Max Warburg scheute als deutsch-jüdischer Patriot, der seine „kriegerischen Gefühle“ nach Kriegsausbruch offen artikuliert hatte, keine Mühe, die deutschen Kriegsanstrengungen auch finanziell zu unterstützen. Jacob Schiff wiederum war in seinem Handeln darauf bedacht, als amerikanischer Jude den von Präsident Woodrow Wilson vorgegebenen strikten Neutralitätskurs der USA einzuhalten. Patriotismus war in dieser Konstellation zwar an verschiedene übergeordnete Ausgangskonstellationen rückgekoppelt, verband sich insgesamt aber jeweils mit der Handlungslogik Konformität: für Warburg gegenüber der deutschen Kriegsposition, für Schiff gegenüber der amerikanischen Neutralitätssituation. Aus dieser Perspektive kritisiert er in seinem Schreiben die Haltung aller europäischer Kriegsparteien hinsichtlich zentraler „Position[en]“ als „falsch“.
Die größeren Handlungsspielräume, die sich für Schiff aus der amerikanischen Neutralität auf den ersten Blick ergaben, und ihm das in seinem Schreiben thematisierte Interview überhaupt erst ermöglicht hatten, bargen jedoch gerade auch für prominente Juden deutscher Herkunft in den USA inneres Konfliktpotential. Folglich erstaunt es nicht, dass Schiffs öffentliche Haltung gegenüber seinem Geburtsland Deutschland durchaus ambivalent war. Dieses Dilemma brachte Schiff gegenüber Warburg pointiert selbst auf den Punkt: „Genau so wie alle meine Korrespondenten in Deutschland mit der größten Bitterkeit über die Feinde, die Deutschland gegenüberstehen schreiben und mir sagen, dass Deutschland siegen müsse […] genau so scharf und ungebeugt schreiben mir meine Freunde, die auf der anderen Seite stehen […].“ Dahinter stand außerdem die Absicht, bei Warburg um Verständnis für seine Situation zu ringen.
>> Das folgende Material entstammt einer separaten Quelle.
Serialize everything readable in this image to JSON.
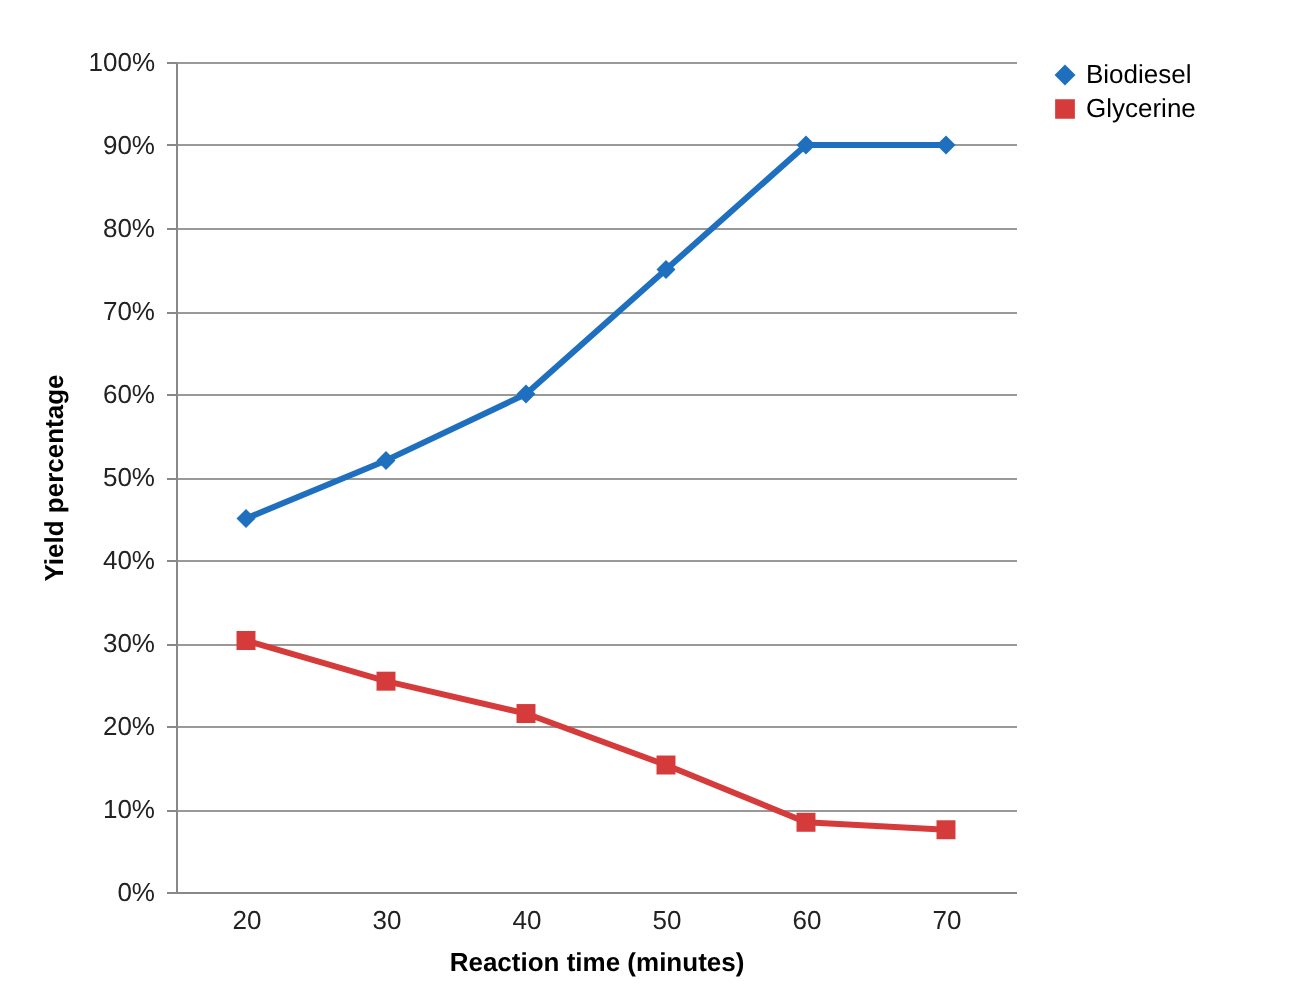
{
  "chart_data": {
    "type": "line",
    "xlabel": "Reaction time (minutes)",
    "ylabel": "Yield percentage",
    "categories": [
      "20",
      "30",
      "40",
      "50",
      "60",
      "70"
    ],
    "series": [
      {
        "name": "Biodiesel",
        "color": "#1f6fbf",
        "marker": "diamond",
        "values": [
          45,
          52,
          60,
          75,
          90,
          90
        ]
      },
      {
        "name": "Glycerine",
        "color": "#d63b3b",
        "marker": "square",
        "values": [
          30.3,
          25.4,
          21.5,
          15.3,
          8.4,
          7.5
        ]
      }
    ],
    "ylim": [
      0,
      100
    ],
    "yticks": [
      {
        "value": 0,
        "label": "0%"
      },
      {
        "value": 10,
        "label": "10%"
      },
      {
        "value": 20,
        "label": "20%"
      },
      {
        "value": 30,
        "label": "30%"
      },
      {
        "value": 40,
        "label": "40%"
      },
      {
        "value": 50,
        "label": "50%"
      },
      {
        "value": 60,
        "label": "60%"
      },
      {
        "value": 70,
        "label": "70%"
      },
      {
        "value": 80,
        "label": "80%"
      },
      {
        "value": 90,
        "label": "90%"
      },
      {
        "value": 100,
        "label": "100%"
      }
    ],
    "grid": "y",
    "legend": "right",
    "line_style": "solid"
  }
}
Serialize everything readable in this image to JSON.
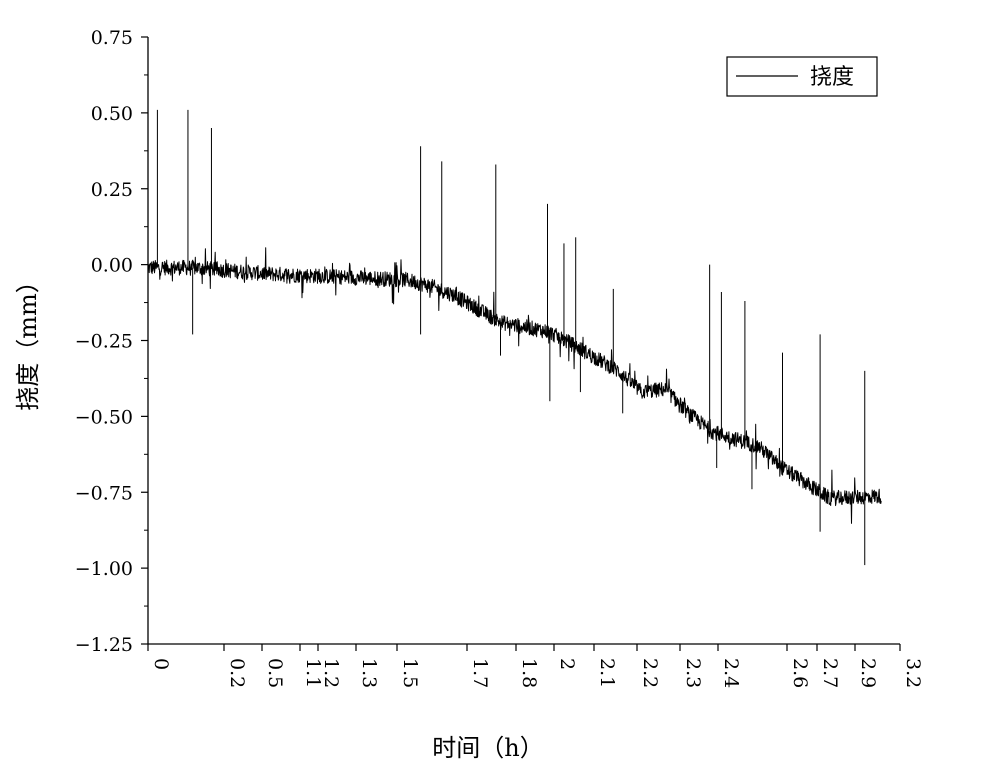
{
  "chart_data": {
    "type": "line",
    "title": "",
    "xlabel": "时间（h）",
    "ylabel": "挠度（mm）",
    "ylim": [
      -1.25,
      0.75
    ],
    "yticks": [
      0.75,
      0.5,
      0.25,
      0.0,
      -0.25,
      -0.5,
      -0.75,
      -1.0,
      -1.25
    ],
    "ytick_labels": [
      "0.75",
      "0.50",
      "0.25",
      "0.00",
      "−0.25",
      "−0.50",
      "−0.75",
      "−1.00",
      "−1.25"
    ],
    "xtick_labels": [
      "0",
      "0.2",
      "0.5",
      "1.1",
      "1.2",
      "1.3",
      "1.5",
      "1.7",
      "1.8",
      "2",
      "2.1",
      "2.2",
      "2.3",
      "2.4",
      "2.6",
      "2.7",
      "2.9",
      "3.2"
    ],
    "x_axis_note": "nonuniform categorical tick positions",
    "legend": {
      "entries": [
        "挠度"
      ],
      "position": "top-right"
    },
    "grid": false,
    "series": [
      {
        "name": "挠度",
        "color": "#000000",
        "trend": [
          {
            "x": 0.0,
            "y": -0.01
          },
          {
            "x": 0.2,
            "y": -0.01
          },
          {
            "x": 0.5,
            "y": -0.03
          },
          {
            "x": 1.1,
            "y": -0.05
          },
          {
            "x": 1.2,
            "y": -0.07
          },
          {
            "x": 1.3,
            "y": -0.1
          },
          {
            "x": 1.5,
            "y": -0.19
          },
          {
            "x": 1.7,
            "y": -0.22
          },
          {
            "x": 1.8,
            "y": -0.26
          },
          {
            "x": 2.0,
            "y": -0.35
          },
          {
            "x": 2.1,
            "y": -0.42
          },
          {
            "x": 2.2,
            "y": -0.41
          },
          {
            "x": 2.3,
            "y": -0.49
          },
          {
            "x": 2.4,
            "y": -0.55
          },
          {
            "x": 2.6,
            "y": -0.6
          },
          {
            "x": 2.7,
            "y": -0.67
          },
          {
            "x": 2.9,
            "y": -0.77
          },
          {
            "x": 3.2,
            "y": -0.76
          }
        ],
        "spikes": [
          {
            "x": 0.04,
            "y": 0.51
          },
          {
            "x": 0.17,
            "y": 0.51
          },
          {
            "x": 0.27,
            "y": 0.45
          },
          {
            "x": 1.16,
            "y": 0.39
          },
          {
            "x": 1.25,
            "y": 0.34
          },
          {
            "x": 1.48,
            "y": 0.33
          },
          {
            "x": 1.7,
            "y": 0.2
          },
          {
            "x": 1.77,
            "y": 0.07
          },
          {
            "x": 1.82,
            "y": 0.09
          },
          {
            "x": 1.98,
            "y": -0.08
          },
          {
            "x": 2.39,
            "y": 0.0
          },
          {
            "x": 2.44,
            "y": -0.09
          },
          {
            "x": 2.54,
            "y": -0.12
          },
          {
            "x": 2.7,
            "y": -0.29
          },
          {
            "x": 2.86,
            "y": -0.23
          },
          {
            "x": 3.05,
            "y": -0.35
          }
        ],
        "dips": [
          {
            "x": 0.19,
            "y": -0.23
          },
          {
            "x": 1.16,
            "y": -0.23
          },
          {
            "x": 1.5,
            "y": -0.3
          },
          {
            "x": 1.71,
            "y": -0.45
          },
          {
            "x": 1.84,
            "y": -0.42
          },
          {
            "x": 2.02,
            "y": -0.49
          },
          {
            "x": 2.3,
            "y": -0.47
          },
          {
            "x": 2.42,
            "y": -0.67
          },
          {
            "x": 2.57,
            "y": -0.74
          },
          {
            "x": 2.86,
            "y": -0.88
          },
          {
            "x": 3.05,
            "y": -0.99
          }
        ]
      }
    ]
  }
}
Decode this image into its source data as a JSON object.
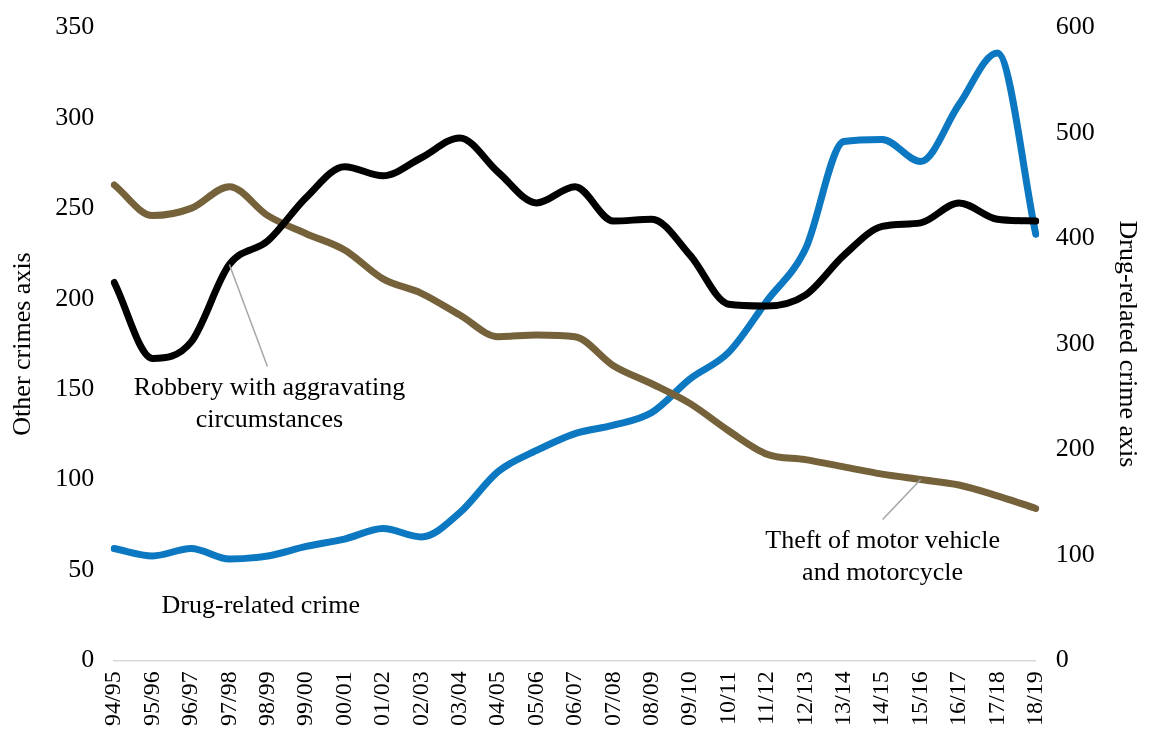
{
  "chart_data": {
    "type": "line",
    "ylabel": "Other crimes axis",
    "y2label": "Drug-related crime axis",
    "categories": [
      "94/95",
      "95/96",
      "96/97",
      "97/98",
      "98/99",
      "99/00",
      "00/01",
      "01/02",
      "02/03",
      "03/04",
      "04/05",
      "05/06",
      "06/07",
      "07/08",
      "08/09",
      "09/10",
      "10/11",
      "11/12",
      "12/13",
      "13/14",
      "14/15",
      "15/16",
      "16/17",
      "17/18",
      "18/19"
    ],
    "series": [
      {
        "name": "Robbery with aggravating circumstances",
        "color": "#000000",
        "values": [
          209,
          167,
          176,
          219,
          232,
          256,
          273,
          268,
          278,
          289,
          270,
          253,
          262,
          243,
          244,
          224,
          197,
          196,
          202,
          224,
          240,
          242,
          253,
          244,
          243
        ]
      },
      {
        "name": "Theft of motor vehicle and motorcycle",
        "color": "#75623a",
        "values": [
          263,
          246,
          250,
          262,
          246,
          236,
          227,
          211,
          203,
          191,
          179,
          180,
          179,
          163,
          153,
          142,
          127,
          114,
          111,
          107,
          103,
          100,
          97,
          91,
          84
        ]
      },
      {
        "name": "Drug-related crime",
        "color": "#0b78c1",
        "axis": "y2",
        "values": [
          106,
          99,
          106,
          96,
          99,
          108,
          115,
          125,
          117,
          140,
          179,
          199,
          215,
          223,
          235,
          267,
          292,
          341,
          390,
          492,
          494,
          473,
          527,
          576,
          404
        ]
      }
    ],
    "ylim": [
      0,
      350
    ],
    "yticks": [
      0,
      50,
      100,
      150,
      200,
      250,
      300,
      350
    ],
    "y2lim": [
      0,
      600
    ],
    "y2ticks": [
      0,
      100,
      200,
      300,
      400,
      500,
      600
    ],
    "grid": false,
    "legend": false,
    "marker": "none",
    "line_style": "solid"
  }
}
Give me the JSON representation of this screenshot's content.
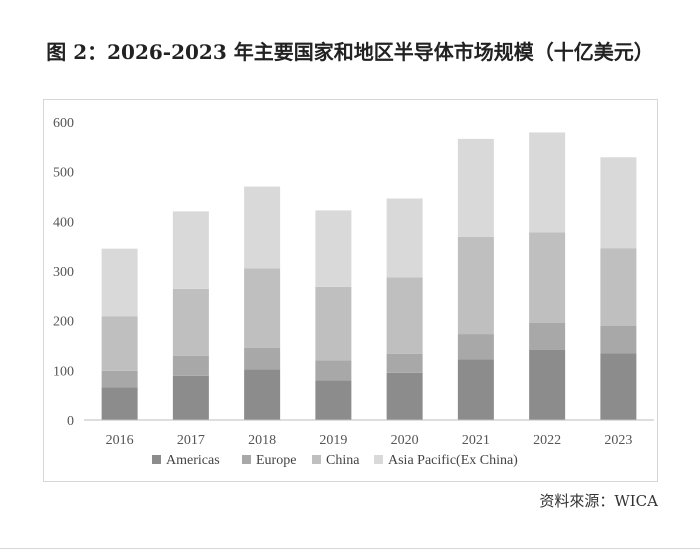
{
  "page": {
    "title": "图 2：2026-2023 年主要国家和地区半导体市场规模（十亿美元）",
    "source": "资料來源：WICA"
  },
  "chart_data": {
    "type": "bar",
    "stacked": true,
    "title": "图 2：2026-2023 年主要国家和地区半导体市场规模（十亿美元）",
    "xlabel": "",
    "ylabel": "",
    "ylim": [
      0,
      600
    ],
    "yticks": [
      0,
      100,
      200,
      300,
      400,
      500,
      600
    ],
    "grid": false,
    "legend_position": "bottom",
    "categories": [
      "2016",
      "2017",
      "2018",
      "2019",
      "2020",
      "2021",
      "2022",
      "2023"
    ],
    "series": [
      {
        "name": "Americas",
        "color": "#8c8c8c",
        "values": [
          66,
          89,
          102,
          80,
          95,
          122,
          141,
          134
        ]
      },
      {
        "name": "Europe",
        "color": "#a8a8a8",
        "values": [
          33,
          40,
          43,
          40,
          38,
          51,
          55,
          56
        ]
      },
      {
        "name": "China",
        "color": "#bfbfbf",
        "values": [
          110,
          135,
          160,
          148,
          154,
          196,
          182,
          156
        ]
      },
      {
        "name": "Asia Pacific(Ex China)",
        "color": "#d9d9d9",
        "values": [
          136,
          156,
          165,
          154,
          159,
          197,
          201,
          183
        ]
      }
    ]
  }
}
Die unterschiedlichen Legitimationsansprüche der Kriegsparteien und deren jeweiliger Umgang mit Differenz verwiesen dabei auf die übergeordnete Frage, inwiefern während des Krieges mehrere Loyalitäten konfliktfrei nebeneinander existieren konnten. Dazu zählten staatsbürgerlich-politische, religiöse und ethnische Zugehörigkeiten und die daraus jeweils abgeleiteten Loyalitätsvorstellungen und -erwartungen, bei denen es sich jedoch nicht um starre, sondern um dynamische Bezugsgrößen mit einer stets verhandel- und wandelbaren Bedeutung handelte. Vor diesem Hintergrund müssen also die Ausführungen Schiffs gegenüber Warburg als Amerikaner, Deutsch-Amerikaner und als Jude eingeordnet werden. Verkompliziert wurde diese Situation im Falle Schiffs und Warburgs zusätzlich aufgrund ihres familiären Netzwerks. Nicht nur war Schiffs Tochter Frieda mit Warburgs Bruder, Felix, verheiratet, der sich 1894 in New York niedergelassen hatte. Vielmehr war Felix Warburg, der ebenfalls der deutsch-jüdischen Elite New Yorks angehörte, auch Teilhaber der von seinem Schwiegervater als Hauptinhaber geführten Firma Kuhn, Loeb & Co. Diese familialen Verbindungen, die für die Einordnung der Quelle ebenfalls relevant sind, thematisiert Schiff allerdings nur indirekt, etwa in der Schlussformel des Briefes: „Mit herzlichen Grüßen Ihnen selbst, Ihrer guten Mutter, Ihrer lieben Frau und mit Küssen für die Kinder, alles das auch von meiner Frau […].“
Doch waren es in Kriegszeiten gerade solche transatlantischen Verschränkungen auf mehreren Ebenen, die einem gesteigerten politischen und gesellschaftlichen Bedürfnis in den Kriegsgesellschaften entgegenliefen, die Mitglieder des eigenen Gemeinwesens nach eindeutig zu bestimmenden Loyalitätsbindungen einzuordnen.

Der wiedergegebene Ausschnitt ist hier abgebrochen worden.